ValueError: Computation failed since Maxima requested additional constraints; using the 'assume' command before evaluation *may* help (example of legal syntax is 'assume(sx^2*(sy^2*sz^2-syz^2)
>0)', see `assume?` for more details)
Is sx^2*(sy^2*sz^2-syz^2)
    -sxy^2*sz^2
    +2*sxy*sxz*syz
    -sxz^2*sy^2 positive or negative?

I have tried assuming everything he asks but I still get the same errors. Is there any nice way of telling SAGE to assume the matrix S is positive-semidefinite?
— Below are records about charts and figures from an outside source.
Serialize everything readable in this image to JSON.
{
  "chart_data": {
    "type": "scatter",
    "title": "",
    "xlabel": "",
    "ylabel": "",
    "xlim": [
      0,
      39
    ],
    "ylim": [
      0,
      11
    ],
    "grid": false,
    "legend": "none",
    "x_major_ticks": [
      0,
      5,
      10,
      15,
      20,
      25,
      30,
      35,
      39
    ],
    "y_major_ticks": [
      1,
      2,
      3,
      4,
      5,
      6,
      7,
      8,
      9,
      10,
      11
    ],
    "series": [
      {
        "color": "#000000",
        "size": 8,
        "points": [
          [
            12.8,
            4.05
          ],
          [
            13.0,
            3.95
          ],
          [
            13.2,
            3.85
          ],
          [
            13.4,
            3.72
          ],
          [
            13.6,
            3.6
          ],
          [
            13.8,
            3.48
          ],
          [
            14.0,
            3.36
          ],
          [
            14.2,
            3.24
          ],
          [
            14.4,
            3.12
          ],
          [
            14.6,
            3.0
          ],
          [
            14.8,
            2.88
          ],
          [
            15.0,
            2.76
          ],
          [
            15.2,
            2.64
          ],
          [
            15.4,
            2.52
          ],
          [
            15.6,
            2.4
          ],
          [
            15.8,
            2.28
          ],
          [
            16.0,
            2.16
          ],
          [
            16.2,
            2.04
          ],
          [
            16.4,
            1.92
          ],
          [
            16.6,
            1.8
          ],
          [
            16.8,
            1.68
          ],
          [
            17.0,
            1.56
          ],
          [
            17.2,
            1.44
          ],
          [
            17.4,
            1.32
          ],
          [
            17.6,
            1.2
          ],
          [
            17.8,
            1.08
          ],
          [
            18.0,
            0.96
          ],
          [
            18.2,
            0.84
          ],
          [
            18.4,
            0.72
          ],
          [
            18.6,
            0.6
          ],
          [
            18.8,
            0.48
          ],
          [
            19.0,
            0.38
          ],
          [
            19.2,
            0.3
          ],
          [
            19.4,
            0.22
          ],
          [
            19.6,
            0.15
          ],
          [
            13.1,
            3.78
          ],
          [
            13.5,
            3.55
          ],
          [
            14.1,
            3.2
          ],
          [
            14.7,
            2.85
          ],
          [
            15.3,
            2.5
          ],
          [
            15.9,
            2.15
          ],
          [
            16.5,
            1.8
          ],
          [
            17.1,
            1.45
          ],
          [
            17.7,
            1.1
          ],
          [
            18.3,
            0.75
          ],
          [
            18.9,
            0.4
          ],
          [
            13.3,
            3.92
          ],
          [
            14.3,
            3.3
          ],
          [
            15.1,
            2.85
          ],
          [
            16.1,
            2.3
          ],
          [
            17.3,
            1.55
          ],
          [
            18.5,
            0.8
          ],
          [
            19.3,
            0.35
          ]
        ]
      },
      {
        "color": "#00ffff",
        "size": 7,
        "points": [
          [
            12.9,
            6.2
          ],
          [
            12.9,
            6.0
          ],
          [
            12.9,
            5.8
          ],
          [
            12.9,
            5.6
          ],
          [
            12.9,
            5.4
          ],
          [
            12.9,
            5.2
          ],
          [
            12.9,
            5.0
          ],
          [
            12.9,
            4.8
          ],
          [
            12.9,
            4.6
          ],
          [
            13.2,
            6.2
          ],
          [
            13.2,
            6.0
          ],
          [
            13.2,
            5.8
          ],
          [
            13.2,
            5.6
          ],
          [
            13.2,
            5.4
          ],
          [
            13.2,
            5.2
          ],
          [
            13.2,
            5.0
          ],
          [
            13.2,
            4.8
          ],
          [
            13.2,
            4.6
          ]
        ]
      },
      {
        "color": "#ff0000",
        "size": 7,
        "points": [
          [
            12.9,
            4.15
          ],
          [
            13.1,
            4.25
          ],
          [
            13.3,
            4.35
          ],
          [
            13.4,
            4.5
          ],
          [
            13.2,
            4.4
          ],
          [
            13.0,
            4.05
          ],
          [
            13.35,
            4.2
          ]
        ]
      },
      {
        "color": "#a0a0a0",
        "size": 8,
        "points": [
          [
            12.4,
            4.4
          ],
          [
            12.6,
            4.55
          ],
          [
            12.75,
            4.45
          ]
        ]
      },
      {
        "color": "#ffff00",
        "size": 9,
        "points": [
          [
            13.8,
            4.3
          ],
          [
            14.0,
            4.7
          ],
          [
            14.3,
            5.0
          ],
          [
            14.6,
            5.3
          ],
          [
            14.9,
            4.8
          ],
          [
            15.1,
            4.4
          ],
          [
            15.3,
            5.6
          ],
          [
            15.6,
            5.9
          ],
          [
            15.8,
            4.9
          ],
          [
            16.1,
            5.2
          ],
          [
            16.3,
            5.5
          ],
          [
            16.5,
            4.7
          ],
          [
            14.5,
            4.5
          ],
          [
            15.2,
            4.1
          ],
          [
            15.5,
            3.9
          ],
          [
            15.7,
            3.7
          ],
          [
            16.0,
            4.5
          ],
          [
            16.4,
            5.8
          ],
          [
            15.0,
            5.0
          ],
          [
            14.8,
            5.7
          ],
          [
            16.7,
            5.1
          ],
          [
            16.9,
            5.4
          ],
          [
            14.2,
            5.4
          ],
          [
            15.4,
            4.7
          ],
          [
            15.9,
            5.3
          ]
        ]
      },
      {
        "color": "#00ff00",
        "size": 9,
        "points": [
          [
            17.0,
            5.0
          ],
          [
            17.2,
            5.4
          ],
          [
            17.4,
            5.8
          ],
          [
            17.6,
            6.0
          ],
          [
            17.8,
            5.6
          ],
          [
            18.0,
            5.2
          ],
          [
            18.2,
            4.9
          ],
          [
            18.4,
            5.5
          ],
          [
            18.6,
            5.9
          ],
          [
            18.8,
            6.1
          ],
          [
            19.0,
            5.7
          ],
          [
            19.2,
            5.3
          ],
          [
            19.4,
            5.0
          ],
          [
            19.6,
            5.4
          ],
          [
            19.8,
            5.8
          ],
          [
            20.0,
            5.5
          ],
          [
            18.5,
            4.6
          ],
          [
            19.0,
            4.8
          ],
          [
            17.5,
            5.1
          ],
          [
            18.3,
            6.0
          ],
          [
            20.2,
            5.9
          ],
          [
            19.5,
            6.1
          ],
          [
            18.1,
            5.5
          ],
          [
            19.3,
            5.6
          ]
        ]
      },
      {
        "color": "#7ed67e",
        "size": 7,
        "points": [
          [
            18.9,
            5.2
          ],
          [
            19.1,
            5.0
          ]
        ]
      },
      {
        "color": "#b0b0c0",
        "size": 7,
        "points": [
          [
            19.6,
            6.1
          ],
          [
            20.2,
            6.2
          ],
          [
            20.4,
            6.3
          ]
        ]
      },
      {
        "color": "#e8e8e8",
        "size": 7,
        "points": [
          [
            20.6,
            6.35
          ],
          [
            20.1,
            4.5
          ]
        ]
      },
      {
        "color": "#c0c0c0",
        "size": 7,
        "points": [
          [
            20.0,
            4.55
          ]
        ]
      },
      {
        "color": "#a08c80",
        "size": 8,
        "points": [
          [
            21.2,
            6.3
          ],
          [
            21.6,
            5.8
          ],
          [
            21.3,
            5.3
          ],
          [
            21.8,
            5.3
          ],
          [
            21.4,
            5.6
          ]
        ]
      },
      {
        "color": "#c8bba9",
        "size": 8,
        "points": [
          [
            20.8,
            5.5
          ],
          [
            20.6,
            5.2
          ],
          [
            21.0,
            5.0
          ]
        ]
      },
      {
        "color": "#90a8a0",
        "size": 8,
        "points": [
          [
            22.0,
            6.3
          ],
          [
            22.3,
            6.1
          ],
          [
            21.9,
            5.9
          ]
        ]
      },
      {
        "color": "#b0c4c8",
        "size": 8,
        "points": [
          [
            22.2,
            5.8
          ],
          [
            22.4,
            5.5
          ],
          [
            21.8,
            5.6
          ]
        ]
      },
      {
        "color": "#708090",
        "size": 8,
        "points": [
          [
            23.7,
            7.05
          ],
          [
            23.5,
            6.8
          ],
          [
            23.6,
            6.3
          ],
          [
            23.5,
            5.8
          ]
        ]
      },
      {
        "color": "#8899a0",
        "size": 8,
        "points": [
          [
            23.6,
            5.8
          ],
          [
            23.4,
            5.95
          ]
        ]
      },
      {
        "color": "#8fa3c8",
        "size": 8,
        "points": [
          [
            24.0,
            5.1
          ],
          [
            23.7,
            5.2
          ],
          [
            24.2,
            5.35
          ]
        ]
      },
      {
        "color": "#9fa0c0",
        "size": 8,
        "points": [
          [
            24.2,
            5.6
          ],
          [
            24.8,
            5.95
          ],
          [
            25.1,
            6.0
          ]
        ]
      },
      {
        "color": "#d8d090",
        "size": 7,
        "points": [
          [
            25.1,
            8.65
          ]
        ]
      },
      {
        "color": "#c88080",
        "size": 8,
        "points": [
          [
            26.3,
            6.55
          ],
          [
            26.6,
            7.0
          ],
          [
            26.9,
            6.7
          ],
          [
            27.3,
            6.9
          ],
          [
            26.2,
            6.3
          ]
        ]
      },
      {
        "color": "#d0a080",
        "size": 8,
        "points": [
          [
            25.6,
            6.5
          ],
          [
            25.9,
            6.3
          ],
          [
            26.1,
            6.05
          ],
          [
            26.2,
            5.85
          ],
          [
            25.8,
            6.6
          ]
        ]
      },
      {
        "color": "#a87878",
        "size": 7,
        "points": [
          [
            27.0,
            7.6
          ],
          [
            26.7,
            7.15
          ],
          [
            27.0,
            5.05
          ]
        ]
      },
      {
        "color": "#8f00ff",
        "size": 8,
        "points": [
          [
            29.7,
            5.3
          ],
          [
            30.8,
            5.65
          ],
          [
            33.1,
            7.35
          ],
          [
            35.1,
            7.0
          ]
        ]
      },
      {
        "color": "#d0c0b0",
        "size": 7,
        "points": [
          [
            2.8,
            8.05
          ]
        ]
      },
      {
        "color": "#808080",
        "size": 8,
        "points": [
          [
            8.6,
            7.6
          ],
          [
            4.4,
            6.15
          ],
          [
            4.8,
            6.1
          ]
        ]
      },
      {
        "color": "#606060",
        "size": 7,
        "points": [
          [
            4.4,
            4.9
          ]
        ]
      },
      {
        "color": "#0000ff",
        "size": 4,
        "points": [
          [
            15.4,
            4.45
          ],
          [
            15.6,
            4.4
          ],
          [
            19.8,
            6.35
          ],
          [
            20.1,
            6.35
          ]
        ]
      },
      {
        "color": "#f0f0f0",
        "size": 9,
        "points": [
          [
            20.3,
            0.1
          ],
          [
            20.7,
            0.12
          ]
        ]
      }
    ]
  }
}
PS I have managed to work with two 2D case, by using correlation and the "full" version of the formula (rather than the vectorized):

x = var('x')
y = var('y')
mux = var('mux')
muy = var('muy')
sx = var('sx')
sy = var('sy')
r = var('r')
assume(r<=1)
assume(r>=-1)
k = 1/(2*pi*sx*sy*sqrt(1-r^2))
fxy = k*exp(-(1/(2*(1-r^2)))*(((x-mux)/sx)^2 - 2*r*((x-mux)/sx)*((y-muy)/sy) + ((y-muy)/sy)^2))

If I run integrate(integrate(x*fxy, y, -Infinity, Infinity), x, -Infinity, Infinity).simplify(), the result is eventually the correct one (mux).